Потому что странное это оказалось погребение: женщина лет тридцати лежала на спине, в вытянутой позе. Лицо вверх, руки вдоль тела. Длинные шпильки выше костей черепа — значит, была высокая прическа, держалась на шпильках. На костях груди — множество бус — и костяных, и бирюзовых. Бронзовое китайское зеркало на животе, где когда-то был карман платья. И главное — кинжал на поясе. Кованый бронзовый кинжал в золотых ножнах. В смысле, в деревянных ножнах с обкладкой из золотой фольги. Кинжала не могло быть в женском погребении, это факт. А он был.
Не могло быть и кольца… Странного кольца из нержавеющей стали… Нет, стали тогда еще не было. Значит, из метеоритного железа. Кольцо было простое, без украшений, и аккуратно разрезано повдоль. Чем?
— У них что, алмазные пилы были?
— Отцепись, Валька, я и сам тут ничего не понимаю…
Володя лег на левый бок, правой рукой расчищал руку скелета с кольцом; он даже коснулся кольца, взялся за него, пытался сдвинуть. Кольцо сидело на костяшке очень прочно. Как же все-таки сделали его, это очень точно распиленное повдоль кольцо из метеоритного железа?
И вдруг ясный полдень померк для Володи. Настала ночь, и в ночи бежали люди, вспыхивали выстрелы, и что-то неслышно кричал человек с очень знакомым лицом, поднимая обеими руками пистолет на уровень плеча, раз за разом стреляя в набегающие темные фигуры.
Володя мотнул головой, видение тут же растаяло. Странно… Никогда не было ничего подобного с Володей. Тем более, в яме прохладно и не так много он вечером выпил… Но почему этот, стрелявший, так напоминал ему кого-то?!

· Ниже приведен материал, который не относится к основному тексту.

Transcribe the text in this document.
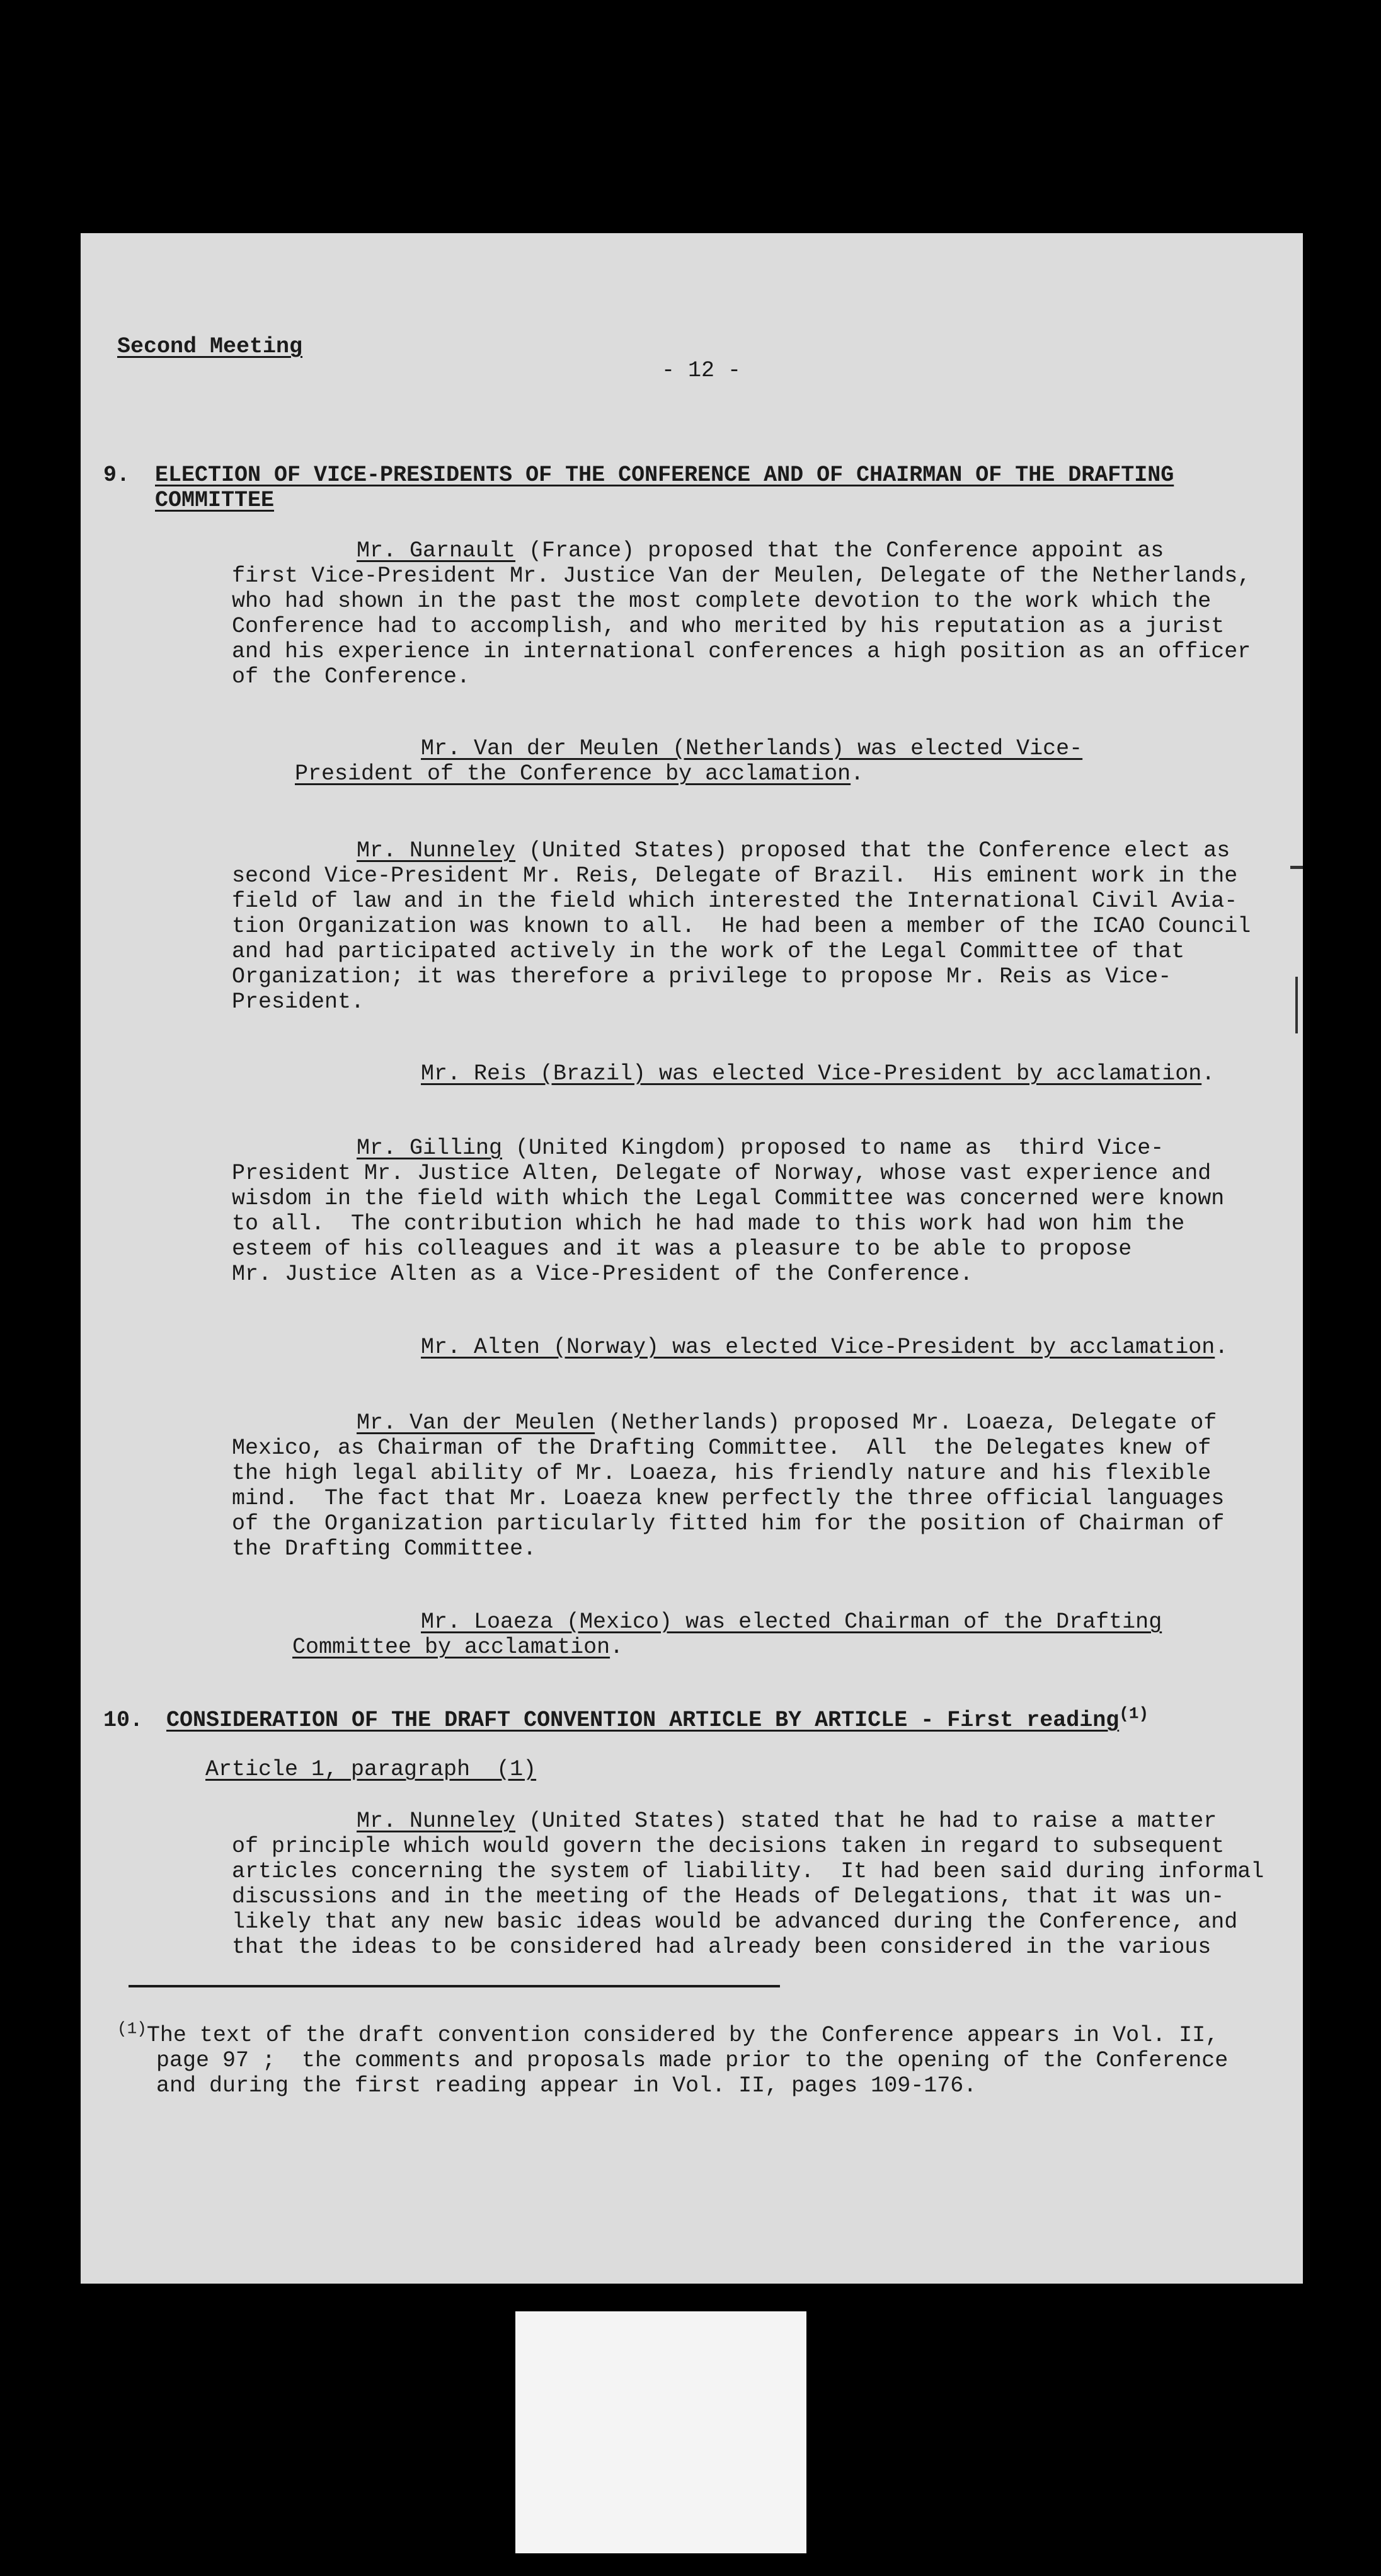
Second Meeting
- 12 -
9. ELECTION OF VICE-PRESIDENTS OF THE CONFERENCE AND OF CHAIRMAN OF THE DRAFTING
COMMITTEE
Mr. Garnault (France) proposed that the Conference appoint as
first Vice-President Mr. Justice Van der Meulen, Delegate of the Netherlands,
who had shown in the past the most complete devotion to the work which the
Conference had to accomplish, and who merited by his reputation as a jurist
and his experience in international conferences a high position as an officer
of the Conference.
Mr. Van der Meulen (Netherlands) was elected Vice-
President of the Conference by acclamation.
Mr. Nunneley (United States) proposed that the Conference elect as
second Vice-President Mr. Reis, Delegate of Brazil.  His eminent work in the
field of law and in the field which interested the International Civil Avia-
tion Organization was known to all.  He had been a member of the ICAO Council
and had participated actively in the work of the Legal Committee of that
Organization; it was therefore a privilege to propose Mr. Reis as Vice-
President.
Mr. Reis (Brazil) was elected Vice-President by acclamation.
Mr. Gilling (United Kingdom) proposed to name as  third Vice-
President Mr. Justice Alten, Delegate of Norway, whose vast experience and
wisdom in the field with which the Legal Committee was concerned were known
to all.  The contribution which he had made to this work had won him the
esteem of his colleagues and it was a pleasure to be able to propose
Mr. Justice Alten as a Vice-President of the Conference.
Mr. Alten (Norway) was elected Vice-President by acclamation.
Mr. Van der Meulen (Netherlands) proposed Mr. Loaeza, Delegate of
Mexico, as Chairman of the Drafting Committee.  All  the Delegates knew of
the high legal ability of Mr. Loaeza, his friendly nature and his flexible
mind.  The fact that Mr. Loaeza knew perfectly the three official languages
of the Organization particularly fitted him for the position of Chairman of
the Drafting Committee.
Mr. Loaeza (Mexico) was elected Chairman of the Drafting
Committee by acclamation.
10. CONSIDERATION OF THE DRAFT CONVENTION ARTICLE BY ARTICLE - First reading$^{(1)}$
Article 1, paragraph  (1)
Mr. Nunneley (United States) stated that he had to raise a matter
of principle which would govern the decisions taken in regard to subsequent
articles concerning the system of liability.  It had been said during informal
discussions and in the meeting of the Heads of Delegations, that it was un-
likely that any new basic ideas would be advanced during the Conference, and
that the ideas to be considered had already been considered in the various
$^{(1)}$The text of the draft convention considered by the Conference appears in Vol. II,
page 97 ;  the comments and proposals made prior to the opening of the Conference
and during the first reading appear in Vol. II, pages 109-176.
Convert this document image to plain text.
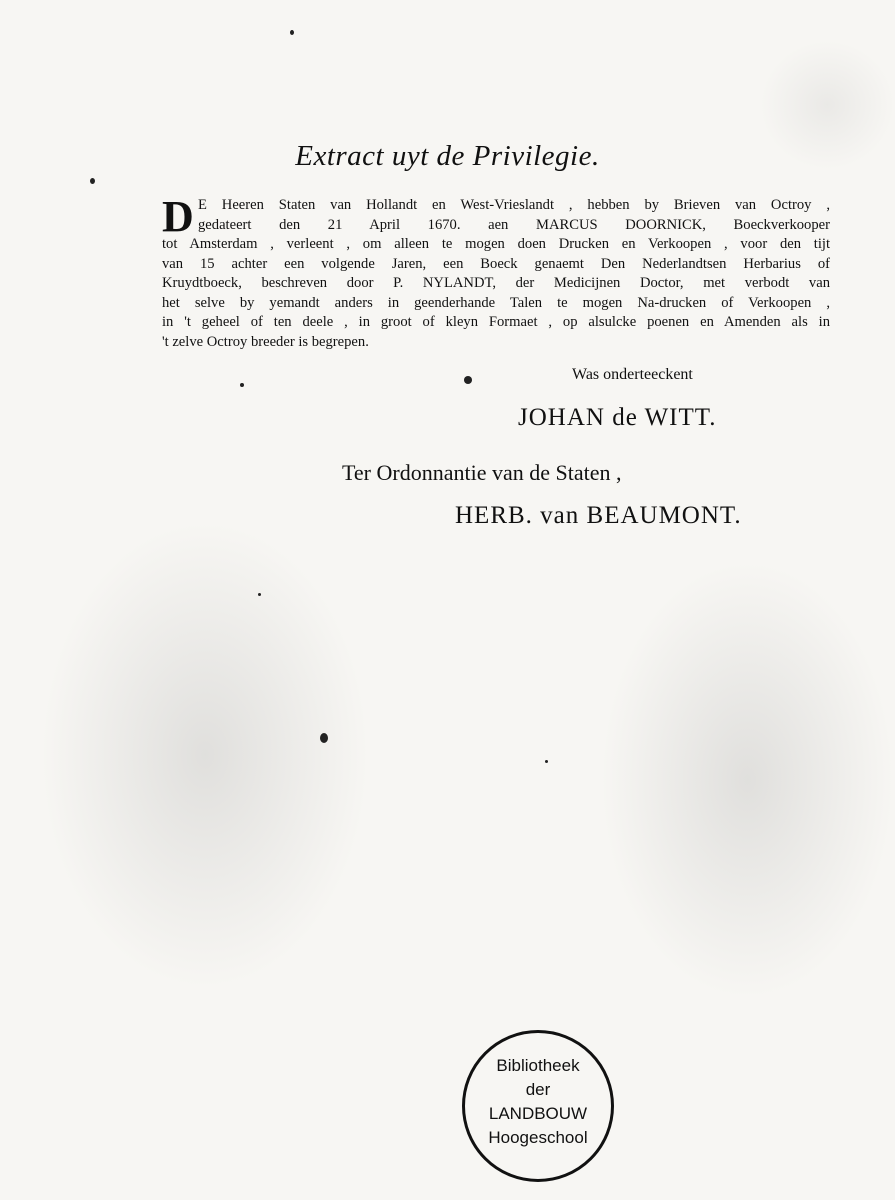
Extract uyt de Privilegie.
D E Heeren Staten van Hollandt en West-Vrieslandt , hebben by Brieven van Octroy ,
gedateert den 21 April 1670. aen MARCUS DOORNICK, Boeckverkooper
tot Amsterdam , verleent , om alleen te mogen doen Drucken en Verkoopen , voor den tijt
van 15 achter een volgende Jaren, een Boeck genaemt Den Nederlandtsen Herbarius of
Kruydtboeck, beschreven door P. NYLANDT, der Medicijnen Doctor, met verbodt van
het selve by yemandt anders in geenderhande Talen te mogen Na-drucken of Verkoopen ,
in 't geheel of ten deele , in groot of kleyn Formaet , op alsulcke poenen en Amenden als in
't zelve Octroy breeder is begrepen.
Was onderteeckent
JOHAN de WITT.
Ter Ordonnantie van de Staten ,
HERB. van BEAUMONT.
Bibliotheek
der
LANDBOUW
Hoogeschool
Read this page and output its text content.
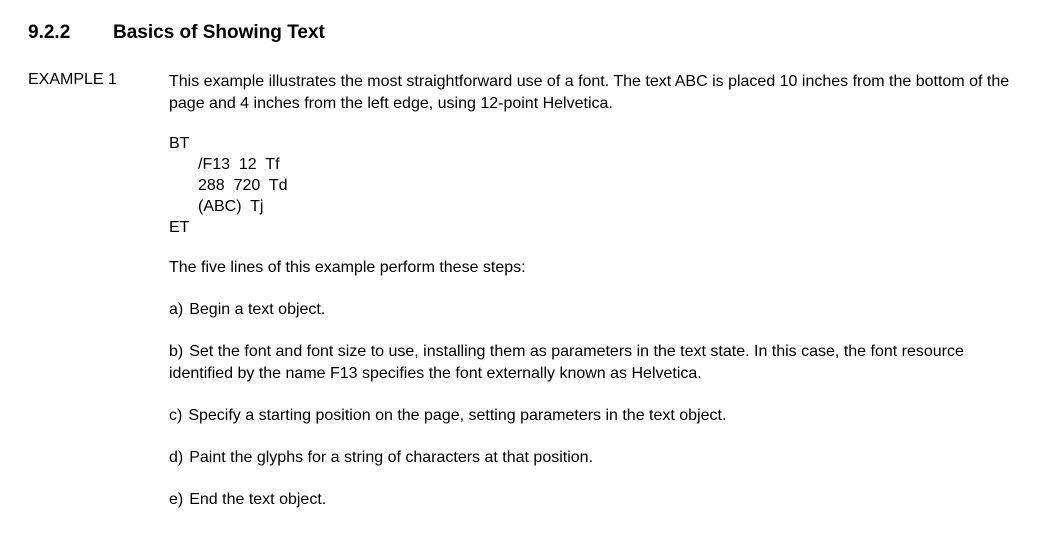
9.2.2 Basics of Showing Text
EXAMPLE 1	This example illustrates the most straightforward use of a font. The text ABC is placed 10 inches from the bottom of the page and 4 inches from the left edge, using 12-point Helvetica.

BT
/F13  12  Tf
288  720  Td
(ABC)  Tj
ET

The five lines of this example perform these steps:

a) Begin a text object.

b) Set the font and font size to use, installing them as parameters in the text state. In this case, the font resource identified by the name F13 specifies the font externally known as Helvetica.

c) Specify a starting position on the page, setting parameters in the text object.

d) Paint the glyphs for a string of characters at that position.

e) End the text object.
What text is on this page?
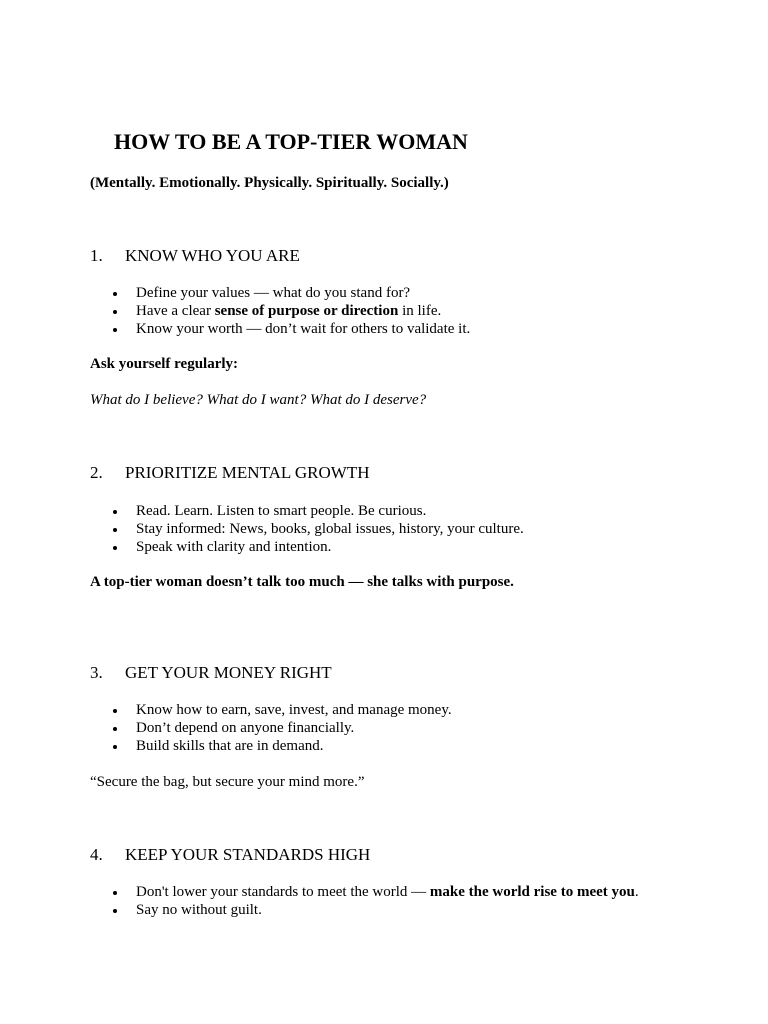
HOW TO BE A TOP-TIER WOMAN

(Mentally. Emotionally. Physically. Spiritually. Socially.)

1. KNOW WHO YOU ARE
Define your values — what do you stand for?
Have a clear sense of purpose or direction in life.
Know your worth — don’t wait for others to validate it.

Ask yourself regularly:

What do I believe? What do I want? What do I deserve?

2. PRIORITIZE MENTAL GROWTH
Read. Learn. Listen to smart people. Be curious.
Stay informed: News, books, global issues, history, your culture.
Speak with clarity and intention.

A top-tier woman doesn’t talk too much — she talks with purpose.

3. GET YOUR MONEY RIGHT
Know how to earn, save, invest, and manage money.
Don’t depend on anyone financially.
Build skills that are in demand.

“Secure the bag, but secure your mind more.”

4. KEEP YOUR STANDARDS HIGH
Don't lower your standards to meet the world — make the world rise to meet you.
Say no without guilt.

А за час до конца работы Володя с Валей вылезли из раскопа, стали смотреть на него сверху и чувствовали себя очень неуютно.
Потому что такого погребения вообще быть не могло. Что называется, не могло быть потому, что так не бывает никогда. Не бывает в принципе: в нестандартно глубокой погребальной камере, перекрытой андроновской плитой и закопанной заживо девушкой, лежал скелет, погребенный сначала по традициям одной культуры, а потом, через несколько веков, — по традициям другой.
Подошел Боков, опять сказал «Гм…», так же задумчиво спросил Володю:
— Будем считать, это тагар?
— Не будем — погребальной пищи нет.
Всякому археологу ясно, что в тагарском погребении должна находиться положенная с покойником пища — разрубленные на части тела животных.
Но здесь не было ничего подобного, а в ногах покойной лежали обгоревшие деревянные фигурки овец, коров и лошадей.
Такие фигурки клались в погребения таштыкской эпохи — наивная попытка обмануть мертвых. И дать им с собой целое богатство в виде стад. И дать так, чтобы на самом деле ничего не оторвать от хозяйства, ни в чем не обделить самих себя.
В общем, разные элементы погребения разделяли лет триста или четыреста, по крайней мере.
— Коля, а все-таки? Может, здесь пережиточный тагар… сохранился случайно, а в таштыке его использовали.
— Я, мужики, один вариант четко вижу: все объясняется, если эта дама путешествовала во времени.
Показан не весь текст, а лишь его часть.